Old Rafting Chant
Old Time Tales of Warren County


Old Rafting Chant

Thus drifting to sea on a white hick of pine,
For grub and the wages we're paid,
The scoffers who rail as we buffet the brine
May see us in sun or in shade;
But true to our course, though weather be thick,
We set our broad sail as before,
And stand by the tiller that governs the hick,
Nor care how we look from the shore.

Many of the songs sung on Warren County's rafts were brought in from a distance. Here is one that came from. Wisconsin.
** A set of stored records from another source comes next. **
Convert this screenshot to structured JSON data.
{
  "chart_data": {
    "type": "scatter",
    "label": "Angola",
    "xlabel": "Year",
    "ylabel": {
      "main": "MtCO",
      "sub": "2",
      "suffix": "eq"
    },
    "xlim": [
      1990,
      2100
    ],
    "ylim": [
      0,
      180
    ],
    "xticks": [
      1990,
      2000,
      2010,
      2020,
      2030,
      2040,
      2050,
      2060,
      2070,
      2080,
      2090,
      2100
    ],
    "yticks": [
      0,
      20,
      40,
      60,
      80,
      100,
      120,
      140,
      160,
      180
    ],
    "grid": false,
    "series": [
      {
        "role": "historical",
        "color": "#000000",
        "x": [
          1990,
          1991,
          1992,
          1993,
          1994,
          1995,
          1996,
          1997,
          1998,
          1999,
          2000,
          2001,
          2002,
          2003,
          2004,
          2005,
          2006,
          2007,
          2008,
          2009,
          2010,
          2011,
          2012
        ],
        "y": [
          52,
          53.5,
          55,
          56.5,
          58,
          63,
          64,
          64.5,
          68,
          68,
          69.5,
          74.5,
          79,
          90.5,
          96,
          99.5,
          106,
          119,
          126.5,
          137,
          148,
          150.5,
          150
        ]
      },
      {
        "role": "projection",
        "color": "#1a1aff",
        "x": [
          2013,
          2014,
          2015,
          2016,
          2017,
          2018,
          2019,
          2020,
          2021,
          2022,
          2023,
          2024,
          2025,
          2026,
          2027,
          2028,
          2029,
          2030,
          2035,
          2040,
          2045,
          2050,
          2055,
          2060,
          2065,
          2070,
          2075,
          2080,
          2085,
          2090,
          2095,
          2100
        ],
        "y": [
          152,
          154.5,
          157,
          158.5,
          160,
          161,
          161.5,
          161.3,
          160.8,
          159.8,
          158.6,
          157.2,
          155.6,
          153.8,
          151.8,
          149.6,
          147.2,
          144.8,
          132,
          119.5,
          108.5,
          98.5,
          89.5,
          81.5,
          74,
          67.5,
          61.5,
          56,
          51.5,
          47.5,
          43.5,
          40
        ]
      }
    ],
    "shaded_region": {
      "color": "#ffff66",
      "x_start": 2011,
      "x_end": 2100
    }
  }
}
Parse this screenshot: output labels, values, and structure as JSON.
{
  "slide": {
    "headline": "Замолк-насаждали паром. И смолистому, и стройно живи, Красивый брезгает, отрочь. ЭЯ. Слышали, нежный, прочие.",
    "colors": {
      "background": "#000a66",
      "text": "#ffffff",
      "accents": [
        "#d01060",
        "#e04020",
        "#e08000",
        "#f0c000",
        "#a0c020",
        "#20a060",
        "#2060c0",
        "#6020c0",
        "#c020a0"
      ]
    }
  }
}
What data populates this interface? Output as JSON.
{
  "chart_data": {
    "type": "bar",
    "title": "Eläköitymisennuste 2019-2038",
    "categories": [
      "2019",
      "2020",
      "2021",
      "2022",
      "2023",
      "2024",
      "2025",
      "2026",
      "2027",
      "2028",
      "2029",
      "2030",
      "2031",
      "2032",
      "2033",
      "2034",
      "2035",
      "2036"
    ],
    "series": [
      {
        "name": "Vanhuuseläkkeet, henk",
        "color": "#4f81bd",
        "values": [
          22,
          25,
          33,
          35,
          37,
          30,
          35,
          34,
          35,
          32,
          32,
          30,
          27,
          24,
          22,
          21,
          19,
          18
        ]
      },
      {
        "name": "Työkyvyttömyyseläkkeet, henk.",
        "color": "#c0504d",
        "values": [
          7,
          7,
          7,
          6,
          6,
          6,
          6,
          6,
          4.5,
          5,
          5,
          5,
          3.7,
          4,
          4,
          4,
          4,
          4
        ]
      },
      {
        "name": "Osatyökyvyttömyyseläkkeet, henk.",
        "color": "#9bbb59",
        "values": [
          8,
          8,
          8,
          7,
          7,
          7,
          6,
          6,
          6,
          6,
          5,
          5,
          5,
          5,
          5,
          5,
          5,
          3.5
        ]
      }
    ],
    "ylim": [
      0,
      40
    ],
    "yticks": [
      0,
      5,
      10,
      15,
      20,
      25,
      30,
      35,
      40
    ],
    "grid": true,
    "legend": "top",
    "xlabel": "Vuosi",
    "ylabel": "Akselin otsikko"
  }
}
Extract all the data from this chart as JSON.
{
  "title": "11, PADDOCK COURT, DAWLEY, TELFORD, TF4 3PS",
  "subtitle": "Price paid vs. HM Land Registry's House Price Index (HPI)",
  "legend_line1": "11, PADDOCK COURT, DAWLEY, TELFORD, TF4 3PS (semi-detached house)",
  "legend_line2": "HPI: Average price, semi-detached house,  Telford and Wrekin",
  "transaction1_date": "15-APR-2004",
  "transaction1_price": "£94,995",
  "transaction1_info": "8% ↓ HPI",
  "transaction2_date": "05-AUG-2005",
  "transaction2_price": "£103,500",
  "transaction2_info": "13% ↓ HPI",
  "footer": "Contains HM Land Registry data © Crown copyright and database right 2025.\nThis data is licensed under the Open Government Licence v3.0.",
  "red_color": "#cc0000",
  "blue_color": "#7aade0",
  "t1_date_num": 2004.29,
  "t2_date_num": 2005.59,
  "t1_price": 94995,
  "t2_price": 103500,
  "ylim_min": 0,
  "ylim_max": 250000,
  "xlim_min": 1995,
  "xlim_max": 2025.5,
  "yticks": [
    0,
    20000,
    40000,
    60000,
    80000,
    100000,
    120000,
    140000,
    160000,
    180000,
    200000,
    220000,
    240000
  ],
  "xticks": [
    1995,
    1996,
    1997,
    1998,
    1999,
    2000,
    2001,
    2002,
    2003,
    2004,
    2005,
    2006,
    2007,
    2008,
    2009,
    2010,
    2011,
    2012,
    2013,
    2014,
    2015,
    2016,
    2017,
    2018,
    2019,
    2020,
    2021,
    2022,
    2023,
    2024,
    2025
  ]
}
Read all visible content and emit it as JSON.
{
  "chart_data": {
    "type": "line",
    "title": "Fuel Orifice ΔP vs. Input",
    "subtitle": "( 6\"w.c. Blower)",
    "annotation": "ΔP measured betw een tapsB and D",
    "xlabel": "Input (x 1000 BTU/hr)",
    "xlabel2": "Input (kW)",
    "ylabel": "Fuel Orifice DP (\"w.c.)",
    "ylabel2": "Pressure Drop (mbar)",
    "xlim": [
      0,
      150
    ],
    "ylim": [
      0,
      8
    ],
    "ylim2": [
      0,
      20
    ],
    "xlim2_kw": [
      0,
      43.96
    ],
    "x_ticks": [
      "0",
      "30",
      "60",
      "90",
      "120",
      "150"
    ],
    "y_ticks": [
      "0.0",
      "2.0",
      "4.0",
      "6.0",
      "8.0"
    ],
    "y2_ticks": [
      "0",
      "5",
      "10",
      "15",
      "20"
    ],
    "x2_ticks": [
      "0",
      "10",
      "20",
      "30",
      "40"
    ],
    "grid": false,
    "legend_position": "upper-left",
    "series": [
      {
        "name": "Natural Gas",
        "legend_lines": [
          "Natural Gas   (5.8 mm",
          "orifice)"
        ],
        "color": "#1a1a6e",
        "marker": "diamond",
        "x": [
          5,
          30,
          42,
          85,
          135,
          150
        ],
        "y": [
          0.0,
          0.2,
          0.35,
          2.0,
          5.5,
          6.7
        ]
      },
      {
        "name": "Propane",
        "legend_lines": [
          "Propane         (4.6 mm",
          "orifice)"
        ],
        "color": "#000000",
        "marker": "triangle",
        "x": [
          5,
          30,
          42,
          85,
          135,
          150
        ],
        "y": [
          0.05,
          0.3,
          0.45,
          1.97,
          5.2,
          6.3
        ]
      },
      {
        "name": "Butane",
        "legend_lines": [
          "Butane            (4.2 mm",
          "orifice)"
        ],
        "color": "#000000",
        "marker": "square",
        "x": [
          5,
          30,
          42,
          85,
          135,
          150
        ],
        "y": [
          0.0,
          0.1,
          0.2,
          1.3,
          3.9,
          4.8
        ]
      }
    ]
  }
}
Few of the songs had such a well connected story as this.

The Big Eau Clair

Come, all you jolly lumbermen, come listen to my song,
Just for a few short moments, I won't detain you long.
Concerning a young damsel, a lady young and fair,
Who dearly loved her shanty boy upon the big Eau Claire.
This young and thoughtless maiden was of a high degree;
Her mother kept a milliner shop in the town of Mosinee.
Sold waterfalls and ribbons and bonnets trimmed with lace
To all the gay young ladies that lived around the place.
The shanty boy was handsome, there was none so gay as he;
In summer time he tail-sawed in the mill at Mosinee;
And when the winter came around, with its cold, chilly breeze,
He worked upon the big Eau Claire, a-cutting down the trees.
He had a handsome black mustache, a curly head of hair;
A handsomer man there couldn't be found upon the big Eau Claire.
He loved the milliner's daughter, he loved her long and well.
But circumstances being so, the truth to you I'll tell.
The milliner said the shanty boy and her daughter ne'er should wed,
But Sally did not care a darn for what her mother said.
So they packed their millinery all away, and bonnets by the stack
And set up another shop 'way down in Fon du Lac.
Now, Sally was broken-hearted and sometimes tired of life;
She talked about her shanty boy and longed to be his wife.
Arid when brown autumn came around and ripened all the crops,
She went 'way down to Baraboo, and went to picking hops.
She got the scarlet fever, lay sick a week or two,
In a drummer's pest house in the town of Baraboo;
And ofttimes in her ravings she tore her auburn hair,
And talked about her shanty boy upon the big Eau Claire.
The doctors tried, but all in vain, her life they could not save;
And now the weeping willow is bending o'er her grave.
When the shanty boy heard this sad news, he became a lunatic;
He acted just like any young man when he becomes love-sick.
He hid his saw in a hollow log, and traded off his axe,
And hired as sucker on a fleet, along with sailor Jack.
He fell off from the rapids-piece, the falls at Mosinee,
Which put an end to all his grief and his sad misery.
The bold Wisconsin river is rushing o'er his bones,
His comrades are the catfish, his grave a pile of stones.
The milliner is bankrupt now, her stock is gone to rack;
She talks of moving some fine time away from Fon du Lac.
Her pillow is haunted every night by the ghost of her daughter fair,
And by the ghost of the shanty boy from off the big Eau Claire.